Toute la ville a dit adieu au héros, mais son chien a refusé d’y croire : il a attendu son maître, chaque jour, chaque heure, jusqu’à son dernier souffle

La première semaine, nous avions encore de l’espoir. Mon père, qui n’avait jamais été un homme particulièrement démonstratif, sortait tous les soirs dans le jardin, s’asseyait à côté de Rex et lui parlait. Il racontait l’enfance de Michael, comment il avait toujours rêvé de devenir policier, comment il avait vu Rex pour la première fois au centre de dressage et avait dit : « C’est mon chien », dès la première seconde.

Rex écoutait, ou peut-être était-il simplement présent, mais ses yeux ne quittaient jamais la route. Il ne mangeait que le strict nécessaire pour survivre, et seulement quand nous déposions la nourriture directement devant lui, dans ce même coin du jardin. Il refusait de quitter son poste de garde, ne serait-ce que quelques minutes, même par les pires conditions météorologiques.

La deuxième semaine, nous avons appelé le vétérinaire. Le docteur Harrison était un homme qui connaissait Michael et Rex depuis des années, et quand il est arrivé et qu’il a vu Rex assis là, son visage s’est assombri.

« Ce n’est pas quelque chose que je peux soigner avec des médicaments, » a-t-il dit à ma mère, alors que nous étions debout dans la cuisine, et sa voix était douce, mais d’une franchise sans concession. « C’est du chagrin. Du chagrin pur, absolu. Les chiens le ressentent aussi profondément que nous, peut-être plus profondément, parce qu’ils ne peuvent pas comprendre pourquoi. »

Il a prescrit quelques médicaments pour stimuler l’appétit, des calmants qui pourraient l’aider à dormir, mais il nous a prévenus que ce n’étaient que des solutions temporaires. Le vrai problème, disait-il, était dans le cœur de Rex, et aucun médicament ne pouvait y atteindre.

J’ai emménagé chez mes parents cette semaine-là. Mon travail me permettait le télétravail, et je ne pouvais pas laisser ma mère seule avec tout cela. La nuit, je me réveillais et j’allais à la fenêtre, et chaque fois, Rex était là, assis dans son coin, silhouette fantomatique sous la lumière de la lune, attendant le bruit d’une voiture qui ne viendrait jamais.

Une nuit, vers trois heures du matin, je suis sortie et je me suis assise à côté de lui. Il faisait froid, le sol était gelé, et je m’enveloppais dans ma couverture tandis que Rex ne frissonnait même pas, comme si son corps avait désactivé toutes les fonctions qui n’étaient pas nécessaires à l’attente.

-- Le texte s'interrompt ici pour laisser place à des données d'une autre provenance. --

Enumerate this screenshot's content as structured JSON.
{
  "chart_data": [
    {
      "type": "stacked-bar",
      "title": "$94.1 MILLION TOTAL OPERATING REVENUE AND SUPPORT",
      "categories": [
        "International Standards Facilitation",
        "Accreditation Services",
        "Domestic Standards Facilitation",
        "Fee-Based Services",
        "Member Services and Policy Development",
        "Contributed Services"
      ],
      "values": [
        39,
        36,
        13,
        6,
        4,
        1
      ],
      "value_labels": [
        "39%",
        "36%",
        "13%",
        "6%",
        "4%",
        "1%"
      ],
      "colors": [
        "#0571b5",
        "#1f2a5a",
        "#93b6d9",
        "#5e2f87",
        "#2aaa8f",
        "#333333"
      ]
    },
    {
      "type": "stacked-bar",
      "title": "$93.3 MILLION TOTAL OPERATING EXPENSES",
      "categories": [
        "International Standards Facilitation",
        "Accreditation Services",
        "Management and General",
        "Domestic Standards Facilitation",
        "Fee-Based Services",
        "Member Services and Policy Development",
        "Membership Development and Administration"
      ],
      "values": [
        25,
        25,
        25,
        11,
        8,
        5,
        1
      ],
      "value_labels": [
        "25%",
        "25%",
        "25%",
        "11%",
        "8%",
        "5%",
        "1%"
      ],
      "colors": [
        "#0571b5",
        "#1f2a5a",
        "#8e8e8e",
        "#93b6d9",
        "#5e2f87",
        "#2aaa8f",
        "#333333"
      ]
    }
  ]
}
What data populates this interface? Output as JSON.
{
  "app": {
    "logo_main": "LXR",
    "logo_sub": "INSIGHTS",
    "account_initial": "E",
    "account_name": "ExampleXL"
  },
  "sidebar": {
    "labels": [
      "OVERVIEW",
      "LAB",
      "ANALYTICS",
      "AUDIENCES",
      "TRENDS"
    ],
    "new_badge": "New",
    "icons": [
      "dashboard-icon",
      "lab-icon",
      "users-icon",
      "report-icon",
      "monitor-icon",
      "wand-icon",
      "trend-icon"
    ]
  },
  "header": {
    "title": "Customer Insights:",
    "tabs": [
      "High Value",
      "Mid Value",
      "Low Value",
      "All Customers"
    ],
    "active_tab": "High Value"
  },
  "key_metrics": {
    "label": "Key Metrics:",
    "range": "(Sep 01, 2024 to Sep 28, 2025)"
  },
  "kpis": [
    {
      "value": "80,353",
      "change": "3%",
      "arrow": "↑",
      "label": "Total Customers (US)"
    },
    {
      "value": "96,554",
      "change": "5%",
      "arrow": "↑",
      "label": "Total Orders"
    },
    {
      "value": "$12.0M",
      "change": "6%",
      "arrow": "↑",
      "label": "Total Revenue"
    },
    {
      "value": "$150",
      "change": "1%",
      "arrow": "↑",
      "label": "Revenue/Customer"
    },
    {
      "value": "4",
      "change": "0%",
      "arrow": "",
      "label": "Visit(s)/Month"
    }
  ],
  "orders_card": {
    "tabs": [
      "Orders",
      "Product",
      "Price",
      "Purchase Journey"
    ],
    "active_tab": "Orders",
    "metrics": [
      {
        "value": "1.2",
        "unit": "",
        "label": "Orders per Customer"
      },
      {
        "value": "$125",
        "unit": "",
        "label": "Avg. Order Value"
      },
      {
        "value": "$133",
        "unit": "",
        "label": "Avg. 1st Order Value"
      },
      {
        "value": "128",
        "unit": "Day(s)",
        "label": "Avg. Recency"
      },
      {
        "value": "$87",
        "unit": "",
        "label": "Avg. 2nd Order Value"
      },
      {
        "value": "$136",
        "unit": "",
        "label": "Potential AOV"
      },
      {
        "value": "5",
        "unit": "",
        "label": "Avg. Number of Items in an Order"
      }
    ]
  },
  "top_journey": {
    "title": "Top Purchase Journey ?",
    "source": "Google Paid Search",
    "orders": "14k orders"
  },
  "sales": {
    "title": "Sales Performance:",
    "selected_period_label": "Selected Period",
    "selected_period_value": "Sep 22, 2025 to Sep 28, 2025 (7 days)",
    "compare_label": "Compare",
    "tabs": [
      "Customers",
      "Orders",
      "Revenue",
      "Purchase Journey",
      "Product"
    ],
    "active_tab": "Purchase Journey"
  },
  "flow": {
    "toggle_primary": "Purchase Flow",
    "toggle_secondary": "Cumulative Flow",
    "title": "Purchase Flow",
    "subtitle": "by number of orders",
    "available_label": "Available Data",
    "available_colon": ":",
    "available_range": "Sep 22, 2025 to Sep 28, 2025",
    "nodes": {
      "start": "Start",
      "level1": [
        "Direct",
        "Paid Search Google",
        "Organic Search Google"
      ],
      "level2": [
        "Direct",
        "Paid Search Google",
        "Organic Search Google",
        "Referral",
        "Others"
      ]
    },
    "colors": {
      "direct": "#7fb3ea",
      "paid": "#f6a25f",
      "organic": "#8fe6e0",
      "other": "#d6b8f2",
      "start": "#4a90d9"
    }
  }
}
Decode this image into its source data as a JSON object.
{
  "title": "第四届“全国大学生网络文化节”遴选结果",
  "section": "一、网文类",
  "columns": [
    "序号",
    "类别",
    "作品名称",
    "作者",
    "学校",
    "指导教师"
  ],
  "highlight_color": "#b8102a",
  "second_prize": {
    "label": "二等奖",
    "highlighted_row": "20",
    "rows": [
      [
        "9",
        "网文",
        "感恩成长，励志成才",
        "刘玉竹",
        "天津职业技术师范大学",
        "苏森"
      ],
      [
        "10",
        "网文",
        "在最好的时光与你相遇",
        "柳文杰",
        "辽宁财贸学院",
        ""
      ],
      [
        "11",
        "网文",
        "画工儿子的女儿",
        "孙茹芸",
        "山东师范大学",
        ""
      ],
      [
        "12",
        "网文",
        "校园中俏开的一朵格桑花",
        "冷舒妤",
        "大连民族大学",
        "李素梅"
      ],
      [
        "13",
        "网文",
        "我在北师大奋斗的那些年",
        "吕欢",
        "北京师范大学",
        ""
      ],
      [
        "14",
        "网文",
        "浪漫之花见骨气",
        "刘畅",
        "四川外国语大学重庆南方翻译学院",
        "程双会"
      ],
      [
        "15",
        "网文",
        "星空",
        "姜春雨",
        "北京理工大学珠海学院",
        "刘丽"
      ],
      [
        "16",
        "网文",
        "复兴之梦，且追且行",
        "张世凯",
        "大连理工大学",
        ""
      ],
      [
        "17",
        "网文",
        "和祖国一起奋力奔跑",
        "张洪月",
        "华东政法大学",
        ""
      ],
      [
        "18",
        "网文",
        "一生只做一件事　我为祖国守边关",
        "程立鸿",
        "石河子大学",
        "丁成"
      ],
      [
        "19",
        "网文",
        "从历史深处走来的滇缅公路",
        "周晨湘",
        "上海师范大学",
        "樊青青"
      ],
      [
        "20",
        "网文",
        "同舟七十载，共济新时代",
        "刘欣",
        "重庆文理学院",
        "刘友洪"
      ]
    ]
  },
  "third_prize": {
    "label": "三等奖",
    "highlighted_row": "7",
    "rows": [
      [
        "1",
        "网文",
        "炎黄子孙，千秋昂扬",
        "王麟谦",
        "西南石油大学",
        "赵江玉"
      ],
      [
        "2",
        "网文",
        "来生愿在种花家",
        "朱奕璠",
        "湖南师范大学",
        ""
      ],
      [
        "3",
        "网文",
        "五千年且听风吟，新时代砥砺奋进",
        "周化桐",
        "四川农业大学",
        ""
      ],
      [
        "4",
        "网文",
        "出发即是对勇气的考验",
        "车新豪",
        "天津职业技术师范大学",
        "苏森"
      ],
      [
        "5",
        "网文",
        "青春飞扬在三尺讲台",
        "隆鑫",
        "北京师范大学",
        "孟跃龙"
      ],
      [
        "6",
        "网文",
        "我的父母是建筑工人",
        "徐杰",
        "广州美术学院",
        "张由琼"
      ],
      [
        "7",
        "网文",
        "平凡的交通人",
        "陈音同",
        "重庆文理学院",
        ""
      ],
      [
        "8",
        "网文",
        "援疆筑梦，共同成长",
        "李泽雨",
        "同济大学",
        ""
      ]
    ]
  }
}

« Lui aussi, il me manque, Rex, » ai-je murmuré, et ma voix sonnait étrangement dans le silence de la nuit. « Chaque jour, chaque heure, chaque minute. Mais je sais qu’il ne reviendra pas. Tu comprends ? »

Rex n’a pas répondu, mais un instant il a tourné la tête et m’a regardée, et dans ce regard il y avait quelque chose qui m’a brisé le cœur plus que tout ce que j’avais vécu jusqu’à cet instant. Ce n’était pas de la tristesse, ou peut-être pas seulement de la tristesse. C’était une sorte de compréhension, un savoir profond, infini, que le monde avait changé, que l’ordre était rompu, que le cours naturel de l’univers, celui où Michael revenait toujours et où Rex l’accueillait toujours, était à jamais terminé.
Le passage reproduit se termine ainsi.